Gebisa Ejeta, 2009 World Food Prize laureate and director of the Purdue University Center for Global Food Security
All of us share a stake in the search for practical and sustainable solutions to reduce poverty and the misery and inhumanity of world hunger.
Global food security is a crippling, global problem. Nearly 1 billion of the world’s 7 billion people suffer from chronic hunger because of economic, social, political and environmental conditions. One of the greatest challenges of humanity in the 21st century will be to meet the food needs of a world population expected to reach 9 billion people by 2050. It is projected that agriculture will need to double crop and livestock production by mid-century, while producing it more efficiently and safeguarding the sustainability of our natural resources. This is a tremendous undertaking that we must accept.

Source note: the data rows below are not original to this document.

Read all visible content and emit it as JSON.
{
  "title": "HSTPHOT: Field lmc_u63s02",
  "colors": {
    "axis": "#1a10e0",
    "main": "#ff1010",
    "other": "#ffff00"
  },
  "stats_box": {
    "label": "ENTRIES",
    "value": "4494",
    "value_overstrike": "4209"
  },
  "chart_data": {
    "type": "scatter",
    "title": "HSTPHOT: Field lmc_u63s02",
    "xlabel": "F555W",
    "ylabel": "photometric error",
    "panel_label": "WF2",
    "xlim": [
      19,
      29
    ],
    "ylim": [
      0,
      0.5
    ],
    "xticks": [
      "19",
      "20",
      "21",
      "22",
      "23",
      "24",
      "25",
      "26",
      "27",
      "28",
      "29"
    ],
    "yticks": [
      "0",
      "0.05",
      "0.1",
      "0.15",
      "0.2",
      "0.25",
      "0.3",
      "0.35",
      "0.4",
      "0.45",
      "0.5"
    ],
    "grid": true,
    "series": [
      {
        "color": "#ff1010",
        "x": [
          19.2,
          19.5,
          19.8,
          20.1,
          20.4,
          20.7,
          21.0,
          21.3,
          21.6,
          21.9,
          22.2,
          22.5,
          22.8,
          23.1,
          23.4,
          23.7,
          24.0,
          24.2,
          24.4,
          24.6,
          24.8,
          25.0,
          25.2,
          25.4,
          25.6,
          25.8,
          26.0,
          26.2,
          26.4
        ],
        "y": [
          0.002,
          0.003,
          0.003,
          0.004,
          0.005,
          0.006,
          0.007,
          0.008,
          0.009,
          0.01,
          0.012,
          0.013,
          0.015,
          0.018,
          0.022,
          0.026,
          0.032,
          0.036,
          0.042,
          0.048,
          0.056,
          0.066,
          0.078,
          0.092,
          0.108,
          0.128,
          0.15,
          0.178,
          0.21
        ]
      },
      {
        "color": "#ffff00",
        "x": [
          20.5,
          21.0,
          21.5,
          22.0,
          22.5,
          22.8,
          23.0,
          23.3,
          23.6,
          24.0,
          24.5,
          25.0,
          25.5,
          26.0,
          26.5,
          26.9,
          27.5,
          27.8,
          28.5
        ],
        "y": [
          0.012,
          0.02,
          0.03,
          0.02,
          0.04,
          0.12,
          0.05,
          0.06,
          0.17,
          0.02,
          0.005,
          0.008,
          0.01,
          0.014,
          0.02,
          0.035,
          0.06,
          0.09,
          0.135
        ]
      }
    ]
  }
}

The U.S. government is exhibiting great global leadership in highlighting the importance of global food and nutrition security this weekend at the G8 Summit at Camp David, starting with President Obama’s opening keynote at the Chicago Council of Global Affairs’ Symposium on Global Agriculture and Food Security, where he is expected to highlight G-8 efforts to promote food security, improve nutrition and alleviate poverty.
I applaud his efforts and those of the G-8 to tackle this critical issue. We know that Africa is particularly at-risk to factors that lead to food insecurity, and focus should be placed on building the capacity of African institutions. We also know that the private sector can play an essential role in shouldering some of the responsibilities in global food security by ramping up innovations in agriculture that are generated by universities such as Purdue, where I and many of my colleagues currently work to help the world meet the growing need for food and energy in the coming decades. The Purdue Center for Global Food Security, which collaborates with other universities and research organizations within the U.S. and internationally, focuses on education, research and development, and advocacy to help humanity rise to those challenges.
As I have advocated in the past (pdf), I believe that meeting our food security challenges for the 21st century will require an advancement of scientific initiatives to improve crop varieties, to create more environmentally sustainable fertilizers and pesticides, to reduce pre- and post-harvest losses, and to develop new and more productive farming methods. Equally important is making sure that new technologies reach the world’s poorest farmers. Working together – governments, universities, the private sector and NGOs – we can solve one of the greatest challenges of this century.